Van Halen’s lone number one hit is, of course, the synth-heavy “Jump,” because irony is just funny like that sometimes.
Closing out Van Halen’s self-titled debut, “On Fire” sends listeners out on a hard rock high note (literally) with DLR and Michael Anthony’s wails of “I’m on fire!” It’s the type of closer that immediately just makes you want to start an album from track one again and go for another ride.
Take a look at this! Some songs are just tailor-made to be performed in massive arenas, and “Unchained” is one of them. From the chugging opening riff to the group vocal on the chorus, “what a rocker” this song is!
Van Halen had a way with covers and really had a knack for putting their own spin on classics, especially a rock standard like “You Really Got Me.” It’s undoubtedly VH’s best cover and can easily stand up to the original by the Kinks. Of course, it didn’t hurt to have a lead in like “Eruption” either.
Serving as the opening track on Van Halen’s fourth studio album, “Mean Street” is a unique standout not just on the LP but in the band’s entire catalog. Dave, Eddie, Michael and Alex all shine on this track, and it’s a shared spotlight that’s hard to ignore.
The final single from Van Halen’s stellar debut album, “Ain’t Talkin’ ‘Bout Love” remains a mainstay of rock radio over four decades after its initial release. It’s easy to understand why with its brash chorus and ridiculously memorable lines like “You know you're semi-good lookin'/And on the streets again.” Oh, and that opening riff is just killer.
“Have you seen Junior's grades?” More than just a little tongue in cheek lyrically, “And the Cradle Will Rock…” famously gave fans the first taste of Eddie Van Halen dabbling with keyboards, without taking away from his guitar. That sure had some decent returns down the line!
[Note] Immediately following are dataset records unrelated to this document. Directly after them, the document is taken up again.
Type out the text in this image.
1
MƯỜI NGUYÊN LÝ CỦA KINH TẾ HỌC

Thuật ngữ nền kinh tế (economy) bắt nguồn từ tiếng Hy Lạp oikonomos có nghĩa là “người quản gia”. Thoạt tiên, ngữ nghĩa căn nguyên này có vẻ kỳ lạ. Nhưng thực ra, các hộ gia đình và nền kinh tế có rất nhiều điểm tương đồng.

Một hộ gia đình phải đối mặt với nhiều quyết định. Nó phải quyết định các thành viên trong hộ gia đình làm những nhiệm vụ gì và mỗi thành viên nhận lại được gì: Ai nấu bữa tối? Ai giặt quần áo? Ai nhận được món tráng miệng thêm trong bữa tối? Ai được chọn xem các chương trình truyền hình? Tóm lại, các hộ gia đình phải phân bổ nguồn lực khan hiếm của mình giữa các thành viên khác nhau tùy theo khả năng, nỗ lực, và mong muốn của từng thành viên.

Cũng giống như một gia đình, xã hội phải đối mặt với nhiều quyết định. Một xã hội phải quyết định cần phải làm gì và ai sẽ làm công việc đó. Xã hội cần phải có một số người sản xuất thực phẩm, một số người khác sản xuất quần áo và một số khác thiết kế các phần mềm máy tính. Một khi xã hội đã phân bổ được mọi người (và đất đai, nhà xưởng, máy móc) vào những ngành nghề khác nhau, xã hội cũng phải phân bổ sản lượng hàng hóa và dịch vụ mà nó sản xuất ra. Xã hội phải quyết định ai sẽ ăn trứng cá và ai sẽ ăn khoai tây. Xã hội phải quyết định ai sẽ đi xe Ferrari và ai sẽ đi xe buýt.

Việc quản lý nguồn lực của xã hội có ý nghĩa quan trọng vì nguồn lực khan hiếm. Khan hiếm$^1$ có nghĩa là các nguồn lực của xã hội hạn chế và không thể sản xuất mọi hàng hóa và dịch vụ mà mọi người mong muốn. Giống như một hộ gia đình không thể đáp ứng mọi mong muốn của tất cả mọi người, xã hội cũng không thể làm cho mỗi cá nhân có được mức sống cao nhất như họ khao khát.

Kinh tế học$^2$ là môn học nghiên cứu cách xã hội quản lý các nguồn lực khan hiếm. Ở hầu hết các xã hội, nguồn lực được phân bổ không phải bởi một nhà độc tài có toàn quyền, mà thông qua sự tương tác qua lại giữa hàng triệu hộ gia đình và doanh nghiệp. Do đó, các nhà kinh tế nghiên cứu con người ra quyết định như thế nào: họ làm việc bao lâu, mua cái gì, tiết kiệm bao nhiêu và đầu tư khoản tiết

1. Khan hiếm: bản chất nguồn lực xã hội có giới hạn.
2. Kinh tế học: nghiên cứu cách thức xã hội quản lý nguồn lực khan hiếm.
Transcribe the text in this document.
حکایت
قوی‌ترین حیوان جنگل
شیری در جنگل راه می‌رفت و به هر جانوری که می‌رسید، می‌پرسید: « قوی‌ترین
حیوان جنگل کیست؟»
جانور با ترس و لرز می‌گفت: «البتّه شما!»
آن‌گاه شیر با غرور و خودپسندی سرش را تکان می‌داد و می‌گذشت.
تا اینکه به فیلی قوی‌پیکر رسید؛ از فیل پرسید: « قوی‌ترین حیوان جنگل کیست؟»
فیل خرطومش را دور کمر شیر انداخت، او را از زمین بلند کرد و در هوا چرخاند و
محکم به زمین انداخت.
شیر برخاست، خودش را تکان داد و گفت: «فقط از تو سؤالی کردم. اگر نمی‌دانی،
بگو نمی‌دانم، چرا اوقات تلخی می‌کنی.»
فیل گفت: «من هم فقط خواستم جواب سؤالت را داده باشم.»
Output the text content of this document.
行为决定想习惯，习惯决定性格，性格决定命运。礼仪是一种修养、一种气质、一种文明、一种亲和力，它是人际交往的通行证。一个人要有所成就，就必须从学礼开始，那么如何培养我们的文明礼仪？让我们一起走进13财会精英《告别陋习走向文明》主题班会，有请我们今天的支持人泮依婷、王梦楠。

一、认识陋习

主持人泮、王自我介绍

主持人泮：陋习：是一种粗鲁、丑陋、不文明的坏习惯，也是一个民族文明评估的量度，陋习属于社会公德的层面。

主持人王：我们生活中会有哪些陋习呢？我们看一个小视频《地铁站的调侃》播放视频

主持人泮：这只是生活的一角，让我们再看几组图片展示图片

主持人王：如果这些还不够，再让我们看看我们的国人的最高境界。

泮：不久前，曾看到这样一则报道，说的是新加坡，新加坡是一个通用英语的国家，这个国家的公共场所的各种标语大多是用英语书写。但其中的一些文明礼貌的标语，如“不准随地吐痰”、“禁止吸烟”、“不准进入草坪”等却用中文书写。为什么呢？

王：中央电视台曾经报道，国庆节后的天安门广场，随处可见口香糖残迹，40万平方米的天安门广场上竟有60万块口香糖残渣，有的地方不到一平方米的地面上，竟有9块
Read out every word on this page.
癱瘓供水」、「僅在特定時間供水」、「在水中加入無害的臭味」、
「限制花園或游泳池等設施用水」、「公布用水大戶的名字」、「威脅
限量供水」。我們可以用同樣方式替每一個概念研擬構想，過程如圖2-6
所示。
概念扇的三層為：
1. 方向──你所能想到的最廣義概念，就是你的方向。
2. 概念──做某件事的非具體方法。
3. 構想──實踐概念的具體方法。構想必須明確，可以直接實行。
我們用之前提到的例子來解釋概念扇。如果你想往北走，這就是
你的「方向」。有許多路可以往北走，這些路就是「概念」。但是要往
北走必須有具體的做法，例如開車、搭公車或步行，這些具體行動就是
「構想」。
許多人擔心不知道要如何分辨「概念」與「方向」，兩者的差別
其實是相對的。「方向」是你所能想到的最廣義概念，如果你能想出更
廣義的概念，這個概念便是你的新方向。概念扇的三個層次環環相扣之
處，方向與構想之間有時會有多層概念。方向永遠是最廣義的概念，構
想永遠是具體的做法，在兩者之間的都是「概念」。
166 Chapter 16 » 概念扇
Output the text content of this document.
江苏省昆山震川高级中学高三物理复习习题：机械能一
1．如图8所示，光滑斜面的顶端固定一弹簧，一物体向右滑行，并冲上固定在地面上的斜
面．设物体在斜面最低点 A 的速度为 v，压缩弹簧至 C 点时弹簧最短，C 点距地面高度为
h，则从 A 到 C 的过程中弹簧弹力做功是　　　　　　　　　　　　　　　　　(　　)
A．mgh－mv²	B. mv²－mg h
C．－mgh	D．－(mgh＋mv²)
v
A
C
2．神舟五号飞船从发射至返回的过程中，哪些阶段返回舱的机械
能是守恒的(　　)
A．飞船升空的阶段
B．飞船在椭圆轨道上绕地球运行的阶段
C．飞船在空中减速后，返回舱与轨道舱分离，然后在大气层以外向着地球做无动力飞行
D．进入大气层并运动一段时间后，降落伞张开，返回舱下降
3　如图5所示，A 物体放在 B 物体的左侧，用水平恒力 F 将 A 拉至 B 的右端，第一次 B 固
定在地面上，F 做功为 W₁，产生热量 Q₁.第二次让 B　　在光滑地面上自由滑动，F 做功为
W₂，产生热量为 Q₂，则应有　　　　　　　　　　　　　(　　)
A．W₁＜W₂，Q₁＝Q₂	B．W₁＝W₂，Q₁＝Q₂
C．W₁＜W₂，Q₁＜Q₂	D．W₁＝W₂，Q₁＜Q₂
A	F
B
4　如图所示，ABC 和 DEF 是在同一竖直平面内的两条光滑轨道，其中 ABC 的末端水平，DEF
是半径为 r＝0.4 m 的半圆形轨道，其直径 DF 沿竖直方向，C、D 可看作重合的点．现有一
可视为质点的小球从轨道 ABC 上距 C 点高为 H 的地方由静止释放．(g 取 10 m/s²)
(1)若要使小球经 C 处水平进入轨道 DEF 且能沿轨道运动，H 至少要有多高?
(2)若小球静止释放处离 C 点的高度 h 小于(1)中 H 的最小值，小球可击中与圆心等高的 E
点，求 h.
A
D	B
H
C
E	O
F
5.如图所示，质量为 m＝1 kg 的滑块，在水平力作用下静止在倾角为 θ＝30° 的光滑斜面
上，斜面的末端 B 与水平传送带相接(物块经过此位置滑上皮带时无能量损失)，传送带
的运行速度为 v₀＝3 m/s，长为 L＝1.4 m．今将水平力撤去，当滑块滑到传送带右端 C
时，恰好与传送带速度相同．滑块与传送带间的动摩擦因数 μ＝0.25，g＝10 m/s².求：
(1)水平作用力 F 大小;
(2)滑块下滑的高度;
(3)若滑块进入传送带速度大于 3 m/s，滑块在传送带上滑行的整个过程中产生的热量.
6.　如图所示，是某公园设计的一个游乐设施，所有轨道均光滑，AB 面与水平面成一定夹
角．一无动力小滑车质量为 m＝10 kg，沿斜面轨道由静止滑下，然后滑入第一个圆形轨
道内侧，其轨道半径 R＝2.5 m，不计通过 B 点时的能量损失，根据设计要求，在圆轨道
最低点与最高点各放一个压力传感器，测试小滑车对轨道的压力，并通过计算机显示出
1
In 1:42 and only the second track into Van Halen’s debut album, Eddie Van Halen cemented his status as a guitar god, and there was no turning back. “Eruption” is so ingrained in rock culture now it’s almost difficult to think of a time without it. It’s the solo that inspired countless people to pick up a guitar; it also caused thousands of six-stringers to sit dumbfounded, trying to figure out how EVH played the damn thing in the first place. Perhaps, it’s both.
Out the gate, Van Halen just weren’t messing around. They were young, hungry and with a mission statement like “Runnin’ With The Devil,” they told you who they were right away. When you’re “livin' at a pace that kills,” there isn’t time for pleasantries. In a debate on the best opening track from a debut album ever, “Runnin’ With The Devil” is always part of the conversation, and it may well be the greatest. In the case of this list, we think it’s Van Halen’s best song ever. Simply put, this song is perfect, even when you isolate DLR’s vocals.